Things have been so different these days. Many things changed. Thought was glad with all these changes, but untill a while before writing this post, just realised how stupid it was to have all these so called "good changes" thoughts. Happy that all the new explored information was found after a conversation with a friend. The conversation changed the way that things should be view. And another really special friend that should be thanked too. This friend spared his ears for the most needed one (although he started to feel annoyed supposed, sorry and thanks).


So, these all started when an urge inside decided to do something that is practically against the law. It's a bit similar to reading someone else's dairy. Know it's wrong doing it, but couldn't resist the ID not to do it. Knowing that it's will also cause tears, yet still continued. Sometimes human being is just so overtaken by the "ID". And so the reading continues but the guilt is haunting.
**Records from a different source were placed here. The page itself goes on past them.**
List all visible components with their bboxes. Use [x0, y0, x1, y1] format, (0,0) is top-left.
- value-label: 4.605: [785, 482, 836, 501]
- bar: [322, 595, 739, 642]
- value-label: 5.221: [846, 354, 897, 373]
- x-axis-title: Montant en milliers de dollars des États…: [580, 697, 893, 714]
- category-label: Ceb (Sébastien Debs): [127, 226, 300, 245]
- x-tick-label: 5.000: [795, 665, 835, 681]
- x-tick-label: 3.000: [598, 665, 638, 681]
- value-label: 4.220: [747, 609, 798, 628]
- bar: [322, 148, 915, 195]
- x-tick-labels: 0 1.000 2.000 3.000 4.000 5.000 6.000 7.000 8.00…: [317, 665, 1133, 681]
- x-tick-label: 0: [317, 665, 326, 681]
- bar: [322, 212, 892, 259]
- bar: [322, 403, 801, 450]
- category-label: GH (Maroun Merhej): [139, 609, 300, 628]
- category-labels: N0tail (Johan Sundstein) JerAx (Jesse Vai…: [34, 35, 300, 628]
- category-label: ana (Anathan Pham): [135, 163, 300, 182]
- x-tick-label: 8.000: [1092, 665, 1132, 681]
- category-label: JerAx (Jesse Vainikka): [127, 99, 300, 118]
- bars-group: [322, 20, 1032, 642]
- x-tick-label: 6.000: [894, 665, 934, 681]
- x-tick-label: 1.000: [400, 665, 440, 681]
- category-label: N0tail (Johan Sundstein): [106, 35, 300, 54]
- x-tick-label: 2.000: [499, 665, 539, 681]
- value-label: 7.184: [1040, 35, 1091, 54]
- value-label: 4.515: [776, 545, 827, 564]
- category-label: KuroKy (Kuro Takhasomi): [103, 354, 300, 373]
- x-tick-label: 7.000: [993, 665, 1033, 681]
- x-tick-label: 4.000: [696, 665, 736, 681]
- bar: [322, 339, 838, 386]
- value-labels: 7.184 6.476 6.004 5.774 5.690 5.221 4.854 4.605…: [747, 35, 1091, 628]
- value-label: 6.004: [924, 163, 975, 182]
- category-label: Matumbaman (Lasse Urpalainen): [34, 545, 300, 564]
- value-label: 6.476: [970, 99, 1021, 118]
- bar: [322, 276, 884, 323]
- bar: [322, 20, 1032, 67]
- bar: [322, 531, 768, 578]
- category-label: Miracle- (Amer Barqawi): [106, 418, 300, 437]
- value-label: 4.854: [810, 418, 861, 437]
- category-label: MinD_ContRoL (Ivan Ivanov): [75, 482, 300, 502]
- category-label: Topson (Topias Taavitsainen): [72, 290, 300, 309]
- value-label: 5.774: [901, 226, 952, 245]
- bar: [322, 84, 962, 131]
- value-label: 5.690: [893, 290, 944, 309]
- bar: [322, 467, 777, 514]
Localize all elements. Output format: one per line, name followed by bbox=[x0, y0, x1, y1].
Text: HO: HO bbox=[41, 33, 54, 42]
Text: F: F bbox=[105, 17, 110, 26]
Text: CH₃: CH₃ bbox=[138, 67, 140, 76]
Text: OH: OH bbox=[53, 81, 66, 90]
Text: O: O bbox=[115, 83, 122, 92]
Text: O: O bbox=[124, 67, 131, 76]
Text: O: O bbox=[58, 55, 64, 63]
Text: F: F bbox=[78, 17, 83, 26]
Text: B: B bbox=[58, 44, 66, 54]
Somehow it was weird because there were lots of words and it was impossible to go through all. However the "essense" of almost everything (if nothing was missed out) "popped up" as mouse rolled down. Did the God want the truth to be revealed? To tell stop being a stupid. Or maybe not.


Anyhow, glad with the new explored. Realised there were lots of lies lied beneath. The heart is pain, it's bleeding, it's broken into pieces, but it's not as pain. The only explaination that can be given is "How much more stupid and naive can one still go?". It hurts but not as pain, maybe it was already broken into pieces and it wont feel too much even if it's being stabbed a few more times. If the whole thing is meant to be this way, then just let it be. If being confronted makes no changes then accepting it will be the only way. The heart is numb now. It is tired with the lies and fed up with it. When lies kept on coming, doing anything more serve no good.


Bet it is really true that what we get at the end is not as important as what we've been through. The process of putting things together is the essense and the essential part of everything. So we should learn from the process, not just the result we get. We stand up from where we fall with no fear and aiming for a better one. That's what and how life should be.


Decision has been made long time ago, but there wasn't enough courage to spill it out. Waiting for the bottom line to be touched and the fire will be lighted. There goes the end of the story. No more lies and distrust.